The index ranks hospitals and other health care centers according to four criteria – patient nondiscrimination, equal visitation, employment discrimination, and training in LGBT patient-centered care.

Nearly 2,100 institutions voluntarily participated in HRC’s 2016 survey (a fraction of all such facilities), and 496 earned the Leader status that the 21 Health + Hospitals facilities were given.

LGBTQ New Yorkers are fortunate, the survey indicates. Only California, with 83 Leaders identified, outranks New York State, which has 71 such facilities. Two states more populous than New York – Texas and Florida – have only 13 and 20 institutions, respectively, that earned perfect scores. Other large states – including Illinois with 25, Pennsylvania with 24, Michigan with 10, Ohio with 29, and North Carolina with 16 – also lagged behind.
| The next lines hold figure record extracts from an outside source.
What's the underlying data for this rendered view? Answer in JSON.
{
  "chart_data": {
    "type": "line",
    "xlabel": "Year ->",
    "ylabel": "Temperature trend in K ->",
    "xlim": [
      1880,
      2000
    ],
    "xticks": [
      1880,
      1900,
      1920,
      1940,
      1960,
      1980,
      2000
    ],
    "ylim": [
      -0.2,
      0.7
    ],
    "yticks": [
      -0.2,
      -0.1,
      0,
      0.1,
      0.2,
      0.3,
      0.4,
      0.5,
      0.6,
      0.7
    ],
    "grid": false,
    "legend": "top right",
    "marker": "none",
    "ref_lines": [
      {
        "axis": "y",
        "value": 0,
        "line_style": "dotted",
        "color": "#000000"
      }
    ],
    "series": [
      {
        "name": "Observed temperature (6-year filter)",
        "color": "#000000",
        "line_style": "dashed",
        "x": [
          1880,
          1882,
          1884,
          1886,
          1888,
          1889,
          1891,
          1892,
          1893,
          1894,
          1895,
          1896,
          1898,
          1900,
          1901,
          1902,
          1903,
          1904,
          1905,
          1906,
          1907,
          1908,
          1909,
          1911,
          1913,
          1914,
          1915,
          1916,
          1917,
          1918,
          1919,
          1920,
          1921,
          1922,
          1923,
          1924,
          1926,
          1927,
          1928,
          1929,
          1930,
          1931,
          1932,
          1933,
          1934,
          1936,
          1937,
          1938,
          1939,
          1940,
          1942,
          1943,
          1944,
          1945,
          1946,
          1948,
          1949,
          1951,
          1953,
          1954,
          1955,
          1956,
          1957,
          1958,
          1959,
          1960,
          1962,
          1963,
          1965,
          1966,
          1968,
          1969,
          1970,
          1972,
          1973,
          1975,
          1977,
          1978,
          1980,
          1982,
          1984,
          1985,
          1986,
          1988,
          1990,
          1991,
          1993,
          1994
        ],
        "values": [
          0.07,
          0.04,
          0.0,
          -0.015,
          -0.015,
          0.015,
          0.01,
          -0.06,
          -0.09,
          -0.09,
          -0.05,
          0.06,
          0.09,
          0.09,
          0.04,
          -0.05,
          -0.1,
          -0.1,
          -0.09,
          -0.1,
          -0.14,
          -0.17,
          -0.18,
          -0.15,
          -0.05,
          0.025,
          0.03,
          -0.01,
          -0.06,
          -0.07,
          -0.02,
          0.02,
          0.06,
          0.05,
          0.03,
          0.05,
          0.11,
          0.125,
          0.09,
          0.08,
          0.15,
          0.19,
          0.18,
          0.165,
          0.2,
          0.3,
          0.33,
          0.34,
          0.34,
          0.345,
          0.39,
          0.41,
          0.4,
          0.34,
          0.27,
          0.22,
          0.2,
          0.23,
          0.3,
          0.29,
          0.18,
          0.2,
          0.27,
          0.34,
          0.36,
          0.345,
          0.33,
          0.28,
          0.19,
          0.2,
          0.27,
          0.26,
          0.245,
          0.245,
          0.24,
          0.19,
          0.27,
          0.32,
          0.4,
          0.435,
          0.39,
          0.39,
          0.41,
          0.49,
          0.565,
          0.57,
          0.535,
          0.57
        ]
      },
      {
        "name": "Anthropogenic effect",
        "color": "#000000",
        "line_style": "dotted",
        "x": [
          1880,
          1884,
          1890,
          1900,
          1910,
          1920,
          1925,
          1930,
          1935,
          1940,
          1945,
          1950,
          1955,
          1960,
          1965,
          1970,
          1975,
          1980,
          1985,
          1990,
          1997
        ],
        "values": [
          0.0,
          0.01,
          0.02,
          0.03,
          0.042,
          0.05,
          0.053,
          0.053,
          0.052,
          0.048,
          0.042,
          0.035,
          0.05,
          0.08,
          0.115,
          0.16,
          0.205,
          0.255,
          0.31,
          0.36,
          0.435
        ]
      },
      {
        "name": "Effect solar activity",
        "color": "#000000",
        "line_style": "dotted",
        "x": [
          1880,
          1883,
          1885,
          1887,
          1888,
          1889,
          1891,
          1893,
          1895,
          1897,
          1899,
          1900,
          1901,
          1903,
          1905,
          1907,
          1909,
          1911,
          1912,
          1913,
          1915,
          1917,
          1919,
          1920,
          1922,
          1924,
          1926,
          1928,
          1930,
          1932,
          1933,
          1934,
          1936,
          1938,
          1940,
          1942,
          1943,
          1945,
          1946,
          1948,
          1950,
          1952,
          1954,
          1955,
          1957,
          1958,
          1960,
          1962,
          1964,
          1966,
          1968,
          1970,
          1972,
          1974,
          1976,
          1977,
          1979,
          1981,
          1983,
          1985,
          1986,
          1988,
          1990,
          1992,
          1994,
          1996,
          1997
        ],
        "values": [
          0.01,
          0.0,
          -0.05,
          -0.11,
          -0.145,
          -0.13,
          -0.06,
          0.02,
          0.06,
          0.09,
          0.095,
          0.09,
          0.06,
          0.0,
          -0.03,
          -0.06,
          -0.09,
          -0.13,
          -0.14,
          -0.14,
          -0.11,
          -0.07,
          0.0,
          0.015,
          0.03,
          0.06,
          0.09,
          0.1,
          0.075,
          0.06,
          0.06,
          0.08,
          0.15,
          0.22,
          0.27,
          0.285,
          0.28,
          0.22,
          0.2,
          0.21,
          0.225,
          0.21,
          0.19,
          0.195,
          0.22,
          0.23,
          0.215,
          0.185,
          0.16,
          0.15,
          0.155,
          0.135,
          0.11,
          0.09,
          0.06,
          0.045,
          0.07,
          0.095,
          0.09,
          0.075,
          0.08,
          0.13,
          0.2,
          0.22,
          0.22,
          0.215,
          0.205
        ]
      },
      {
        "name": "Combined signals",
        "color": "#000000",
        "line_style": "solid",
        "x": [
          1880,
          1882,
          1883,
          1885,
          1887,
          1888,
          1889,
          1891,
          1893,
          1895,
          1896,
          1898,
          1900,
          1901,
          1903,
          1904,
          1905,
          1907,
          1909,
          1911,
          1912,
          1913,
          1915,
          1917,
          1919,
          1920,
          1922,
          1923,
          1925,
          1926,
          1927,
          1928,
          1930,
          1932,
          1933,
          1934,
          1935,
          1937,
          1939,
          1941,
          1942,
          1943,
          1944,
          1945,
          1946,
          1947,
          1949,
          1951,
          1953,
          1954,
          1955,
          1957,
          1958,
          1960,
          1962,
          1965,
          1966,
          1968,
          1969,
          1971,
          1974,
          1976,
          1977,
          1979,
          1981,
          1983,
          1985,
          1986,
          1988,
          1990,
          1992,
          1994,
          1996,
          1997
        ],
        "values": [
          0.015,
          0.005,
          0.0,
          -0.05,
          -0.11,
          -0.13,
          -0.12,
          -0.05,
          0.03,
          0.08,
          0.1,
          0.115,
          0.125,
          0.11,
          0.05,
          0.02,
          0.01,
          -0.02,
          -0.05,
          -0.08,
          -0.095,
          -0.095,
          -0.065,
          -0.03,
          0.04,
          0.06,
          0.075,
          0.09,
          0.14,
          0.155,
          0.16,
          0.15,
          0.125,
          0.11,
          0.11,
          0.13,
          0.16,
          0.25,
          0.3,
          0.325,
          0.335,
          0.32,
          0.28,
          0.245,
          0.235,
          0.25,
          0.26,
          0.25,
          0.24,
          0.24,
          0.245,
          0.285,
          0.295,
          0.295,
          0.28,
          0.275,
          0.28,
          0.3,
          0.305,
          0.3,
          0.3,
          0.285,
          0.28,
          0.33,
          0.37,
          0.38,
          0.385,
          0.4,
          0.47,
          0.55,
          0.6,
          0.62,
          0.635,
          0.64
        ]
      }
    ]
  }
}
Baehser is not alone at Heath + Hospitals in emphasizing the importance of the system having a fully open door policy to the queer community.

“NYC Health + Hospitals is a leader in LGBTQ issues and is fully committed to providing responsive, compassionate, and respectful health care in a welcoming environment with a positive patient experience,” Dr. Ram Raju, who recently stepped down as he system’s CEO and president, said at the time the HRC rankings were announced. “We train our staff to have zero tolerance for discrimination based on sexual orientation and gender identity, and we honor open visitation rights for all LGBTQ patients.”